Federal prosecutors pressed their case Friday for a limited gag order on former President Donald Trump, citing what they said was a continuing pattern of incendiary and intimidating statements in the case charging him with scheming to overturn the results of the 2020 election.
Special counsel Jack Smith's team earlier this month requested an order aimed at reining in Trump's attacks on prosecutors, potential witnesses and other people involved in the case. Trump's lawyers have objected to the request, and U.S. District Judge Tanya Chutkan on Friday set courtroom arguments for Oct. 16.
In a motion Friday evening, prosecutors reiterated the need for an order on Trump's behavior.
They said his attacks have continued since the initial Sept. 15 request, citing critical comments in a television interview about witnesses referenced in the indictment — including former Attorney General William Barr — as well as a social media post from last week in which he suggested that Mark Milley, the retiring chair of the Joint Chiefs of Staff, had committed treason and should be executed.

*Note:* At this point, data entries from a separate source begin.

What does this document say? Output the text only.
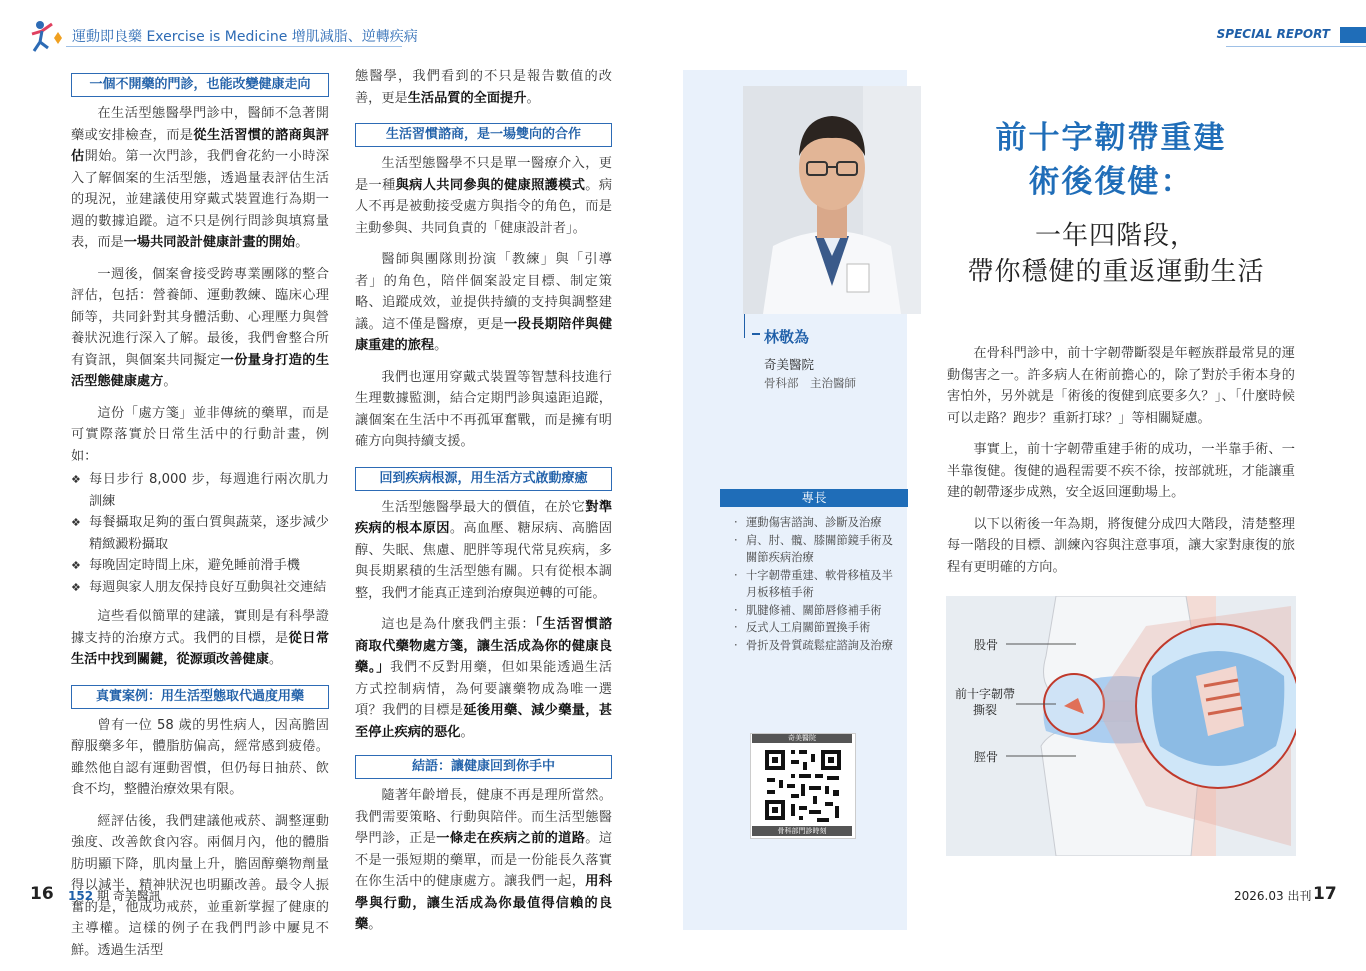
運動即良藥 Exercise is Medicine 增肌減脂、逆轉疾病	SPECIAL REPORT
一個不開藥的門診，也能改變健康走向

在生活型態醫學門診中，醫師不急著開藥或安排檢查，而是從生活習慣的諮商與評估開始。第一次門診，我們會花約一小時深入了解個案的生活型態，透過量表評估生活的現況，並建議使用穿戴式裝置進行為期一週的數據追蹤。這不只是例行問診與填寫量表，而是一場共同設計健康計畫的開始。

一週後，個案會接受跨專業團隊的整合評估，包括：營養師、運動教練、臨床心理師等，共同針對其身體活動、心理壓力與營養狀況進行深入了解。最後，我們會整合所有資訊，與個案共同擬定一份量身打造的生活型態健康處方。

這份「處方箋」並非傳統的藥單，而是可實際落實於日常生活中的行動計畫，例如：

❖ 每日步行 8,000 步，每週進行兩次肌力訓練
❖ 每餐攝取足夠的蛋白質與蔬菜，逐步減少精緻澱粉攝取
❖ 每晚固定時間上床，避免睡前滑手機
❖ 每週與家人朋友保持良好互動與社交連結

這些看似簡單的建議，實則是有科學證據支持的治療方式。我們的目標，是從日常生活中找到關鍵，從源頭改善健康。

真實案例：用生活型態取代過度用藥

曾有一位 58 歲的男性病人，因高膽固醇服藥多年，體脂肪偏高，經常感到疲倦。雖然他自認有運動習慣，但仍每日抽菸、飲食不均，整體治療效果有限。

經評估後，我們建議他戒菸、調整運動強度、改善飲食內容。兩個月內，他的體脂肪明顯下降，肌肉量上升，膽固醇藥物劑量得以減半，精神狀況也明顯改善。最令人振奮的是，他成功戒菸，並重新掌握了健康的主導權。這樣的例子在我們門診中屢見不鮮。透過生活型

態醫學，我們看到的不只是報告數值的改善，更是生活品質的全面提升。

生活習慣諮商，是一場雙向的合作

生活型態醫學不只是單一醫療介入，更是一種與病人共同參與的健康照護模式。病人不再是被動接受處方與指令的角色，而是主動參與、共同負責的「健康設計者」。

醫師與團隊則扮演「教練」與「引導者」的角色，陪伴個案設定目標、制定策略、追蹤成效，並提供持續的支持與調整建議。這不僅是醫療，更是一段長期陪伴與健康重建的旅程。

我們也運用穿戴式裝置等智慧科技進行生理數據監測，結合定期門診與遠距追蹤，讓個案在生活中不再孤軍奮戰，而是擁有明確方向與持續支援。

回到疾病根源，用生活方式啟動療癒

生活型態醫學最大的價值，在於它對準疾病的根本原因。高血壓、糖尿病、高膽固醇、失眠、焦慮、肥胖等現代常見疾病，多與長期累積的生活型態有關。只有從根本調整，我們才能真正達到治療與逆轉的可能。

這也是為什麼我們主張：「生活習慣諮商取代藥物處方箋，讓生活成為你的健康良藥。」我們不反對用藥，但如果能透過生活方式控制病情，為何要讓藥物成為唯一選項？我們的目標是延後用藥、減少藥量，甚至停止疾病的惡化。

結語：讓健康回到你手中

隨著年齡增長，健康不再是理所當然。我們需要策略、行動與陪伴。而生活型態醫學門診，正是一條走在疾病之前的道路。這不是一張短期的藥單，而是一份能長久落實在你生活中的健康處方。讓我們一起，用科學與行動，讓生活成為你最值得信賴的良藥。

林敬為
奇美醫院
骨科部　主治醫師
專長
· 運動傷害諮詢、診斷及治療
· 肩、肘、髖、膝關節鏡手術及關節疾病治療
· 十字韌帶重建、軟骨移植及半月板移植手術
· 肌腱修補、關節唇修補手術
· 反式人工肩關節置換手術
· 骨折及骨質疏鬆症諮詢及治療
奇美醫院
骨科部門診時刻
前十字韌帶重建
術後復健：
一年四階段，
帶你穩健的重返運動生活

在骨科門診中，前十字韌帶斷裂是年輕族群最常見的運動傷害之一。許多病人在術前擔心的，除了對於手術本身的害怕外，另外就是「術後的復健到底要多久？」、「什麼時候可以走路？跑步？重新打球？」等相關疑慮。

事實上，前十字韌帶重建手術的成功，一半靠手術、一半靠復健。復健的過程需要不疾不徐，按部就班，才能讓重建的韌帶逐步成熟，安全返回運動場上。

以下以術後一年為期，將復健分成四大階段，清楚整理每一階段的目標、訓練內容與注意事項，讓大家對康復的旅程有更明確的方向。

股骨
前十字韌帶
撕裂
脛骨
16 152 期 奇美醫訊	2026.03 出刊 17
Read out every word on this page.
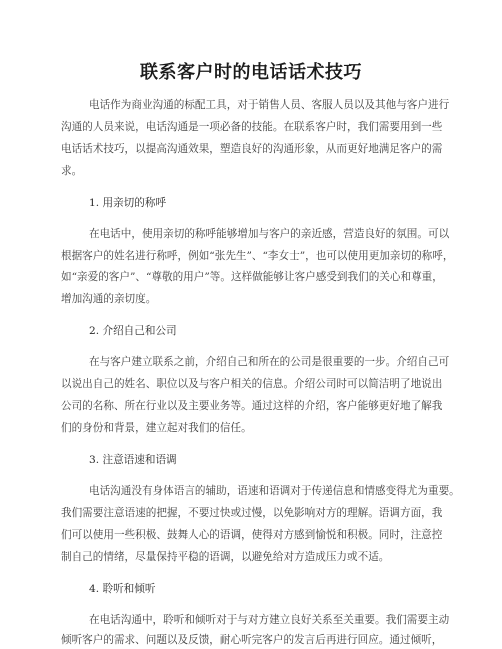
联系客户时的电话话术技巧
电话作为商业沟通的标配工具，对于销售人员、客服人员以及其他与客户进行
沟通的人员来说，电话沟通是一项必备的技能。在联系客户时，我们需要用到一些
电话话术技巧，以提高沟通效果，塑造良好的沟通形象，从而更好地满足客户的需
求。
1. 用亲切的称呼
在电话中，使用亲切的称呼能够增加与客户的亲近感，营造良好的氛围。可以
根据客户的姓名进行称呼，例如“张先生”、“李女士”，也可以使用更加亲切的称呼，
如“亲爱的客户”、“尊敬的用户”等。这样做能够让客户感受到我们的关心和尊重，
增加沟通的亲切度。
2. 介绍自己和公司
在与客户建立联系之前，介绍自己和所在的公司是很重要的一步。介绍自己可
以说出自己的姓名、职位以及与客户相关的信息。介绍公司时可以简洁明了地说出
公司的名称、所在行业以及主要业务等。通过这样的介绍，客户能够更好地了解我
们的身份和背景，建立起对我们的信任。
3. 注意语速和语调
电话沟通没有身体语言的辅助，语速和语调对于传递信息和情感变得尤为重要。
我们需要注意语速的把握，不要过快或过慢，以免影响对方的理解。语调方面，我
们可以使用一些积极、鼓舞人心的语调，使得对方感到愉悦和积极。同时，注意控
制自己的情绪，尽量保持平稳的语调，以避免给对方造成压力或不适。
4. 聆听和倾听
在电话沟通中，聆听和倾听对于与对方建立良好关系至关重要。我们需要主动
倾听客户的需求、问题以及反馈，耐心听完客户的发言后再进行回应。通过倾听，
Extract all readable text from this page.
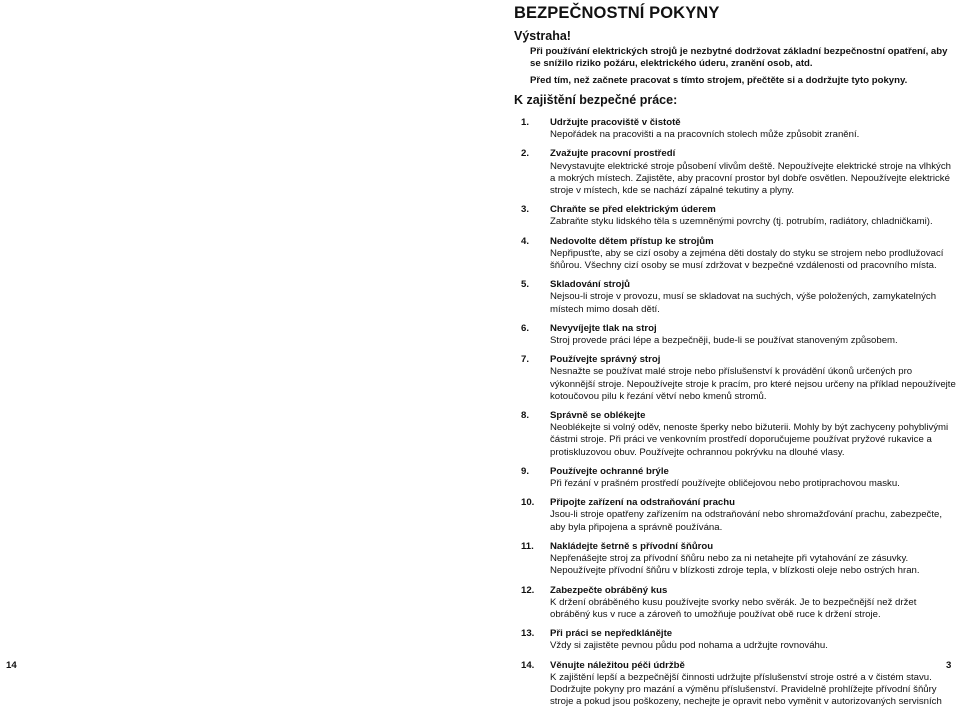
BEZPEČNOSTNÍ POKYNY
Výstraha!

Při používání elektrických strojů je nezbytné dodržovat základní bezpečnostní opatření, aby se snížilo riziko požáru, elektrického úderu, zranění osob, atd.

Před tím, než začnete pracovat s tímto strojem, přečtěte si a dodržujte tyto pokyny.

K zajištění bezpečné práce:
1.	Udržujte pracoviště v čistotě
Nepořádek na pracovišti a na pracovních stolech může způsobit zranění.
2.	Zvažujte pracovní prostředí
Nevystavujte elektrické stroje působení vlivům deště. Nepoužívejte elektrické stroje na vlhkých a mokrých místech. Zajistěte, aby pracovní prostor byl dobře osvětlen. Nepoužívejte elektrické stroje v místech, kde se nachází zápalné tekutiny a plyny.
3.	Chraňte se před elektrickým úderem
Zabraňte styku lidského těla s uzemněnými povrchy (tj. potrubím, radiátory, chladničkami).
4.	Nedovolte dětem přístup ke strojům
Nepřipusťte, aby se cizí osoby a zejména děti dostaly do styku se strojem nebo prodlužovací šňůrou. Všechny cizí osoby se musí zdržovat v bezpečné vzdálenosti od pracovního místa.
5.	Skladování strojů
Nejsou-li stroje v provozu, musí se skladovat na suchých, výše položených, zamykatelných místech mimo dosah dětí.
6.	Nevyvíjejte tlak na stroj
Stroj provede práci lépe a bezpečněji, bude-li se používat stanoveným způsobem.
7.	Používejte správný stroj
Nesnažte se používat malé stroje nebo příslušenství k provádění úkonů určených pro výkonnější stroje. Nepoužívejte stroje k pracím, pro které nejsou určeny na příklad nepoužívejte kotoučovou pilu k řezání větví nebo kmenů stromů.
8.	Správně se oblékejte
Neoblékejte si volný oděv, nenoste šperky nebo bižuterii. Mohly by být zachyceny pohyblivými částmi stroje. Při práci ve venkovním prostředí doporučujeme používat pryžové rukavice a protiskluzovou obuv. Používejte ochrannou pokrývku na dlouhé vlasy.
9.	Používejte ochranné brýle
Při řezání v prašném prostředí používejte obličejovou nebo protiprachovou masku.
10.	Připojte zařízení na odstraňování prachu
Jsou-li stroje opatřeny zařízením na odstraňování nebo shromažďování prachu, zabezpečte, aby byla připojena a správně používána.
11.	Nakládejte šetrně s přívodní šňůrou
Nepřenášejte stroj za přívodní šňůru nebo za ni netahejte při vytahování ze zásuvky. Nepoužívejte přívodní šňůru v blízkosti zdroje tepla, v blízkosti oleje nebo ostrých hran.
12.	Zabezpečte obráběný kus
K držení obráběného kusu používejte svorky nebo svěrák. Je to bezpečnější než držet obráběný kus v ruce a zároveň to umožňuje používat obě ruce k držení stroje.
13.	Při práci se nepředklánějte
Vždy si zajistěte pevnou půdu pod nohama a udržujte rovnováhu.
14.	Věnujte náležitou péči údržbě
K zajištění lepší a bezpečnější činnosti udržujte příslušenství stroje ostré a v čistém stavu. Dodržujte pokyny pro mazání a výměnu příslušenství. Pravidelně prohlížejte přívodní šňůry stroje a pokud jsou poškozeny, nechejte je opravit nebo vyměnit v autorizovaných servisních
14	3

In addition, prosecutors noted an episode in South Carolina earlier this week in which he admired a Glock handgun during a visit to a gun store. Though a Trump spokesman initially claimed on social media that Trump had purchased the weapon, he later deleted the post and clarified that Trump had only indicated that he wanted to buy one.
Despite that retraction, prosecutors wrote, Trump “re-posted a video of the incident” posted by one of his followers with a caption that suggested he had indeed bought the weapon.
It was an example, they said, of Trump trying to benefit from incendiary actions but then avoid accountability by having others around him “feign retraction.”
“The defendant either purchased a gun in violation of the law and his conditions of release, or seeks to benefit from his supporters’ mistaken belief that he did so,” prosecutors said.
Trump's lawyers earlier this week denounced the gag order request as an attempt to “unconstitutionally silence” his political speech. They called the request a “desperate attempt at censorship.”
Prosecutors rejected that characterization in their Friday night motion.
“All it would limit is the defendant’s use of his candidacy as a cover for making prejudicial public statements about this case — and there is no legitimate need for the defendant, in the course of his campaign, to attack known witnesses regarding the substance of their anticipated testimony or otherwise engage in materially prejudicial commentary in violation of the proposed order,” they wrote.
The case is currently set for trial March 4, 2024, in federal court in Washington.
Chutkan ruled against the Trump team on Wednesday when she refused a defense request to step aside from the case over comments she'd made in other sentencing hearings that the attorneys said called into question her impartiality. Chutkan said there was no reason for her to recuse.